La muse italienne de l’Europe ?

Par Emma BONINO et Marco DE ANDREIS*
La contagion de l’euro déclenchée par la crise de la dette souveraine de la Grèce a aujourd’hui gagné l’Italie. Le gouvernement de Silvio Berlusconi, et une opposition préoccupée par le budget, est parvenu à réunir – en seulement quelques jours – un accord parlementaire autour d’un ensemble de mesures pour un montant de plus de 50 milliards d’euros visant à restaurer la confiance des marchés dans la solidité des fondamentaux économiques de l’Italie.
En l’absence d’engagement réel et crédible de l’ensemble de l’UE pour arrêter la contagion, d’autres pays de la zone euro frappés par la crise de la dette souveraine ont suivi le même chemin. Mais le financier George Soros a raison : « L’Europe a besoin d’un “plan B”. » La crise majeure qui frappe la zone euro et l’Union européenne ne doit pas être gâchée. Elle doit servir à faire progresser l’Europe sur la voie de l’intégration, à moins de se voir régresser.
À sa création, les architectes de l’euro étaient parfaitement conscients qu’aucune union monétaire dans l’histoire n’avait jamais abouti sans le soutien d’une union politique. Les espoirs s’étaient néanmoins raccrochés à l’existence d’un large marché européen et à l’engagement des États membres de la zone euro de garder sous contrôle les déficits budgétaires, la dette publique et l’inflation.

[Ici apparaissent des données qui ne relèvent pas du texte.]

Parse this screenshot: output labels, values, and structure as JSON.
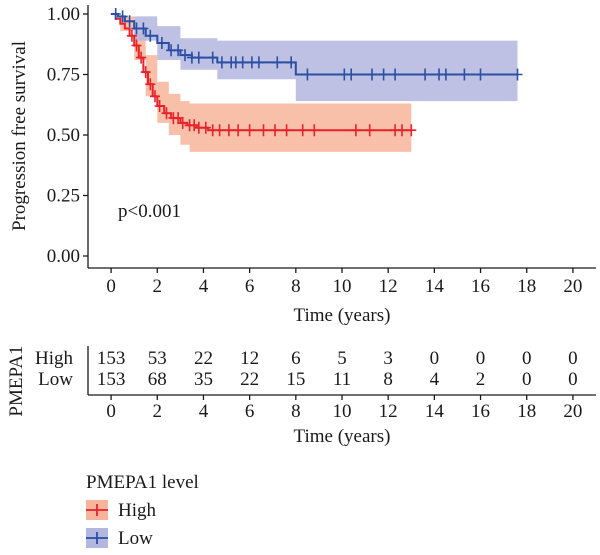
{
  "chart_data": {
    "type": "line",
    "subtype": "kaplan-meier",
    "ylabel": "Progression free survival",
    "xlabel": "Time (years)",
    "xlim": [
      -1,
      21
    ],
    "ylim": [
      0,
      1
    ],
    "x_ticks": [
      0,
      2,
      4,
      6,
      8,
      10,
      12,
      14,
      16,
      18,
      20
    ],
    "y_ticks": [
      "0.00",
      "0.25",
      "0.50",
      "0.75",
      "1.00"
    ],
    "annotation": "p<0.001",
    "legend_title": "PMEPA1 level",
    "legend_position": "bottom-left",
    "series": [
      {
        "name": "High",
        "color": "#e8212a",
        "band_color": "#f7b49a",
        "curve": [
          [
            0,
            1.0
          ],
          [
            0.2,
            0.98
          ],
          [
            0.4,
            0.96
          ],
          [
            0.6,
            0.94
          ],
          [
            0.8,
            0.91
          ],
          [
            1.0,
            0.87
          ],
          [
            1.2,
            0.82
          ],
          [
            1.4,
            0.76
          ],
          [
            1.6,
            0.71
          ],
          [
            1.8,
            0.66
          ],
          [
            2.0,
            0.62
          ],
          [
            2.3,
            0.59
          ],
          [
            2.6,
            0.57
          ],
          [
            3.0,
            0.55
          ],
          [
            3.3,
            0.54
          ],
          [
            3.7,
            0.53
          ],
          [
            4.2,
            0.52
          ],
          [
            13.0,
            0.52
          ]
        ],
        "ci_upper": [
          [
            0,
            1.0
          ],
          [
            0.4,
            0.99
          ],
          [
            1.0,
            0.92
          ],
          [
            1.5,
            0.83
          ],
          [
            2.0,
            0.72
          ],
          [
            2.5,
            0.67
          ],
          [
            3.0,
            0.64
          ],
          [
            3.4,
            0.63
          ],
          [
            13.0,
            0.63
          ]
        ],
        "ci_lower": [
          [
            0,
            1.0
          ],
          [
            0.4,
            0.93
          ],
          [
            1.0,
            0.81
          ],
          [
            1.5,
            0.66
          ],
          [
            2.0,
            0.55
          ],
          [
            2.5,
            0.5
          ],
          [
            3.0,
            0.46
          ],
          [
            3.4,
            0.43
          ],
          [
            13.0,
            0.43
          ]
        ],
        "censor_times": [
          0.9,
          1.1,
          1.3,
          1.5,
          1.7,
          1.9,
          2.1,
          2.4,
          2.7,
          2.9,
          3.1,
          3.4,
          3.6,
          3.8,
          4.1,
          4.4,
          4.7,
          5.1,
          5.5,
          6.0,
          6.6,
          7.1,
          7.6,
          8.3,
          8.8,
          10.6,
          11.2,
          12.3,
          12.6,
          13.0
        ]
      },
      {
        "name": "Low",
        "color": "#2b4fa3",
        "band_color": "#b3b6de",
        "curve": [
          [
            0,
            1.0
          ],
          [
            0.3,
            0.99
          ],
          [
            0.6,
            0.97
          ],
          [
            1.0,
            0.94
          ],
          [
            1.5,
            0.91
          ],
          [
            2.0,
            0.88
          ],
          [
            2.5,
            0.85
          ],
          [
            3.0,
            0.83
          ],
          [
            3.5,
            0.82
          ],
          [
            4.6,
            0.82
          ],
          [
            4.6,
            0.8
          ],
          [
            8.0,
            0.8
          ],
          [
            8.0,
            0.75
          ],
          [
            17.6,
            0.75
          ]
        ],
        "ci_upper": [
          [
            0,
            1.0
          ],
          [
            1.0,
            0.99
          ],
          [
            2.0,
            0.95
          ],
          [
            3.0,
            0.9
          ],
          [
            4.6,
            0.89
          ],
          [
            17.6,
            0.89
          ]
        ],
        "ci_lower": [
          [
            0,
            1.0
          ],
          [
            1.0,
            0.89
          ],
          [
            2.0,
            0.81
          ],
          [
            3.0,
            0.77
          ],
          [
            4.6,
            0.73
          ],
          [
            8.0,
            0.73
          ],
          [
            8.0,
            0.64
          ],
          [
            17.6,
            0.64
          ]
        ],
        "censor_times": [
          0.2,
          0.5,
          0.8,
          1.1,
          1.4,
          1.7,
          2.2,
          2.6,
          2.9,
          3.2,
          3.5,
          3.8,
          4.4,
          4.8,
          5.2,
          5.4,
          5.7,
          6.1,
          6.4,
          7.2,
          7.8,
          8.5,
          10.1,
          10.4,
          11.3,
          11.8,
          12.3,
          13.6,
          14.2,
          14.5,
          15.3,
          16.0,
          17.6
        ]
      }
    ],
    "risk_table": {
      "group_label": "PMEPA1",
      "xlabel": "Time (years)",
      "rows": [
        {
          "name": "High",
          "color": "#e8212a",
          "counts": [
            "153",
            "53",
            "22",
            "12",
            "6",
            "5",
            "3",
            "0",
            "0",
            "0",
            "0"
          ]
        },
        {
          "name": "Low",
          "color": "#2b4fa3",
          "counts": [
            "153",
            "68",
            "35",
            "22",
            "15",
            "11",
            "8",
            "4",
            "2",
            "0",
            "0"
          ]
        }
      ]
    }
  }
}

Mais plusieurs États membres de la zone euro n’ont pas tenu parole et la crise qui s’est engouffrée dans leur dette souveraine met aujourd’hui en danger la survie de l’ensemble de la zone euro.
Dans la mesure où la coopération entre les États souverains n’a tout simplement pas fonctionné, seules demeurent deux possibilités. L’une d’elles est que les membres de la zone euro restent souverains et récupèrent leurs pouvoirs monétaires, ce qui implique non seulement la mort de l’euro, mais constitue aussi une menace pour le marché intérieur et pour l’existence même de l’UE. L’autre option est de céder un peu plus de souveraineté à l’UE, ce qui entraîne non seulement la survie de l’euro, mais aussi, et c’est peut-être le plus important, la naissance de l’union politique de l’Europe.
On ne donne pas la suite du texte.